Implications of Holomorphic Functions

• It is noted that if two different paths connect the same points, their integrals will yield the same result.

• The speaker contemplates whether these results need formal proof or if they are intuitively clear based on the existence of primitives for holomorphic functions.

Moving Beyond Convexity

• A desire to move away from convexity is expressed; however, it’s acknowledged that convexity simplifies many arguments.

• An example involving a star-shaped region is presented, questioning whether an integral around such a contour would still yield zero.

Exploring Non-convex Domains

• The speaker discusses how non-convex regions can complicate matters but suggests using techniques applicable within convex parts.

• Introduction of Cauchy's third theorem, which requires careful formulation due to its complexity.

Conditions for Cauchy’s Third Theorem

• Assumes function F is holomorphic in an open set D; closed paths must not intersect each other.

• Focuses on scenarios where one path lies inside another while ensuring that the area between them also belongs to domain D.

Integral Equality Between Paths

• States that under these conditions, the integrals over both paths remain equal regardless of their shapes or positions as long as they meet specified criteria.

Conclusion on Path Independence

• Emphasizes that even without knowledge about convexity, if boundaries lie within domain D, integrals can still be evaluated as zero under certain conditions.

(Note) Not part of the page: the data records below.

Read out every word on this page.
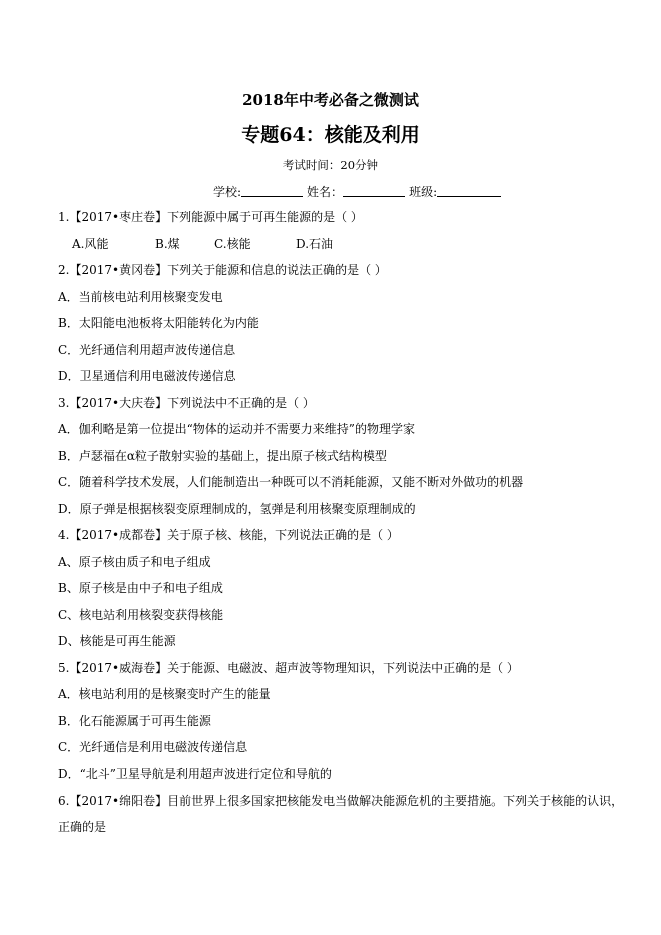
2018年中考必备之微测试
专题64：核能及利用
考试时间：20分钟
学校:	姓名：	班级:
1.【2017•枣庄卷】下列能源中属于可再生能源的是（ ）
A.风能	B.煤	C.核能	D.石油
2.【2017•黄冈卷】下列关于能源和信息的说法正确的是（ ）
A．当前核电站利用核聚变发电
B．太阳能电池板将太阳能转化为内能
C．光纤通信利用超声波传递信息
D．卫星通信利用电磁波传递信息
3.【2017•大庆卷】下列说法中不正确的是（ ）
A．伽利略是第一位提出“物体的运动并不需要力来维持”的物理学家
B．卢瑟福在α粒子散射实验的基础上，提出原子核式结构模型
C．随着科学技术发展，人们能制造出一种既可以不消耗能源，又能不断对外做功的机器
D．原子弹是根据核裂变原理制成的，氢弹是利用核聚变原理制成的
4.【2017•成都卷】关于原子核、核能，下列说法正确的是（ ）
A、原子核由质子和电子组成
B、原子核是由中子和电子组成
C、核电站利用核裂变获得核能
D、核能是可再生能源
5.【2017•威海卷】关于能源、电磁波、超声波等物理知识，下列说法中正确的是（ ）
A．核电站利用的是核聚变时产生的能量
B．化石能源属于可再生能源
C．光纤通信是利用电磁波传递信息
D．“北斗”卫星导航是利用超声波进行定位和导航的
6.【2017•绵阳卷】目前世界上很多国家把核能发电当做解决能源危机的主要措施。下列关于核能的认识，
正确的是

Understanding Contours and Integrals in Convex Sets

Breaking Down Contours

• The discussion begins with two contours, gamma 1 and gamma 2, emphasizing the ability to break down these contours into smaller segments.

• A large set D is introduced, which can be partitioned into convex parts. This segmentation aids in analyzing the properties of integrals over these contours.

Positive Direction Integration

• Both gamma 1 and gamma 2 are traversed in a positive direction. The choice of convex parts is crucial for ensuring that the integration process remains valid.

• It is noted that when integrating over these convex sections, the integral evaluates to zero due to the closed nature of paths within a convex area.

Summation of Integrals

• The sum of integrals across all segments results in zero. This conclusion stems from the fact that each segment's integral contributes nothing when enclosed within a convex region.

• The total integral across all pieces equates to the integrals along gamma 1 and gamma 2 but taken in opposite directions.

Conclusion on Integral Equality

• Ultimately, it follows that the integral along gamma 1 equals that along gamma 2 when considered in their respective correct orientations.